Greatly enjoying Dublin 1916 The French Connection, by W.J. McCormack
He makes an excellent case for the argument that through Easter 1916 the IRB "effectively conceded" partition.
Planning and execution:
andThe first in the scale of unmentionable implications for the future was the strength, including the military strength, of Ulster Unionism. In planning the Easter events, the IRB effectively conceded the partition of Ireland; there was to be no action in Belfast (Connolly knew how promptly civil war would engulf the city’s proletariat); the Belfast man Denis McCullough (1883-1968), who headed up the IRB’s Supreme Council, was therefore kept in the dark about the Dublin plans: as notional President of the Republic he was deceived about its declaration.
Pages 48-49, my emphases in bold.Four important and highly active men, each sidelined by the signatories and their Proclamation, hailed from Ulster – Bulmer Hobson, Roger Casement, Denis McCullough and Eoin MacNeill.
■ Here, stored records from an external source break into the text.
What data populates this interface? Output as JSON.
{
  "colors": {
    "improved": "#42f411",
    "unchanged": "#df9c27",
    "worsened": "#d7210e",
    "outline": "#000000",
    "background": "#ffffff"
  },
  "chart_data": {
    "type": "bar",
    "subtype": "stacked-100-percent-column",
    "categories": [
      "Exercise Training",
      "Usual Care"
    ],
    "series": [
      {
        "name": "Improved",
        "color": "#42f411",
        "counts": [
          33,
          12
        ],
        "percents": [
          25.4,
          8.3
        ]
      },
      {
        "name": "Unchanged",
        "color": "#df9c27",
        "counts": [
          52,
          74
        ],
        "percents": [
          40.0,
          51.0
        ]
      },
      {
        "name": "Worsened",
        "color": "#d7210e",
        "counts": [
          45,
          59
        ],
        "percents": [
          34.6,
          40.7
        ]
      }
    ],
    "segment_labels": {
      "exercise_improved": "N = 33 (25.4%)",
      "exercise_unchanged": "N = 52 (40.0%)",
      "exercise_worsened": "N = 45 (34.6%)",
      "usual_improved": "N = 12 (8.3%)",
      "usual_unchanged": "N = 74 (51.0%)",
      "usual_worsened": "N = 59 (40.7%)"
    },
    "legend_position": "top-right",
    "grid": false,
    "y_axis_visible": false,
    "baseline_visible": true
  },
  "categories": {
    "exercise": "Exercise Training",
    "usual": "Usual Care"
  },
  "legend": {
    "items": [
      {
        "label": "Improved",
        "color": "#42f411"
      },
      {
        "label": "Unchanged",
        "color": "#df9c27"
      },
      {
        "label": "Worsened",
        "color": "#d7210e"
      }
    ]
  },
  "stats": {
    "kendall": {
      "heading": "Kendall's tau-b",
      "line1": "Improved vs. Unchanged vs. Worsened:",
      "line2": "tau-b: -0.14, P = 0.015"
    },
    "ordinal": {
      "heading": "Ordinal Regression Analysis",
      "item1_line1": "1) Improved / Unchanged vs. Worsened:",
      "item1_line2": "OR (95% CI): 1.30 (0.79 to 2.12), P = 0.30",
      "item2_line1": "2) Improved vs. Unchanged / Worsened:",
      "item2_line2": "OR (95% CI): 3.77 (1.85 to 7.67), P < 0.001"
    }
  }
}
In practice, the North would not begin or join in.
Separated in their final action from the United Irish traditions of Antrim and Down, the signatories tilled the ground for a partition rapidly installed in 1920-22. The IRB’s kidnapping of Hobson just before the Insurrection had no local sectarian basis – Hobson came from a Quaker family – and it can hardly have been done to impress the Pope.4 But it inevitably draws attention to the apparent Catholic monopoly among the leaders of 1916. Fenians though most of them were in strict and sworn fidelity or by intimate association, all these men – including Thomas Ceannt (executed in Cork), and Roger Casement (executed in London) – were Catholics, in stark contrast to the roll-call in Yeats’s ‘September 1913’ – Emmet, Fitzgerald and Wolfe Tone.
The pretence of a geographically determined single nation opposed to the Union was demonstrated to the world as being false - the planning and execution of the rising was partitionist. Any attempt to reach a compromise was seriously undermined and the de-facto acknowledgement by those involved in what McCormack describes as "a brilliant entry-ist coup" that there were two Irelands paved the way for a settlement in which Catholic Ireland could create a state without the serious problem of a large number of hostile Protestants within its borders.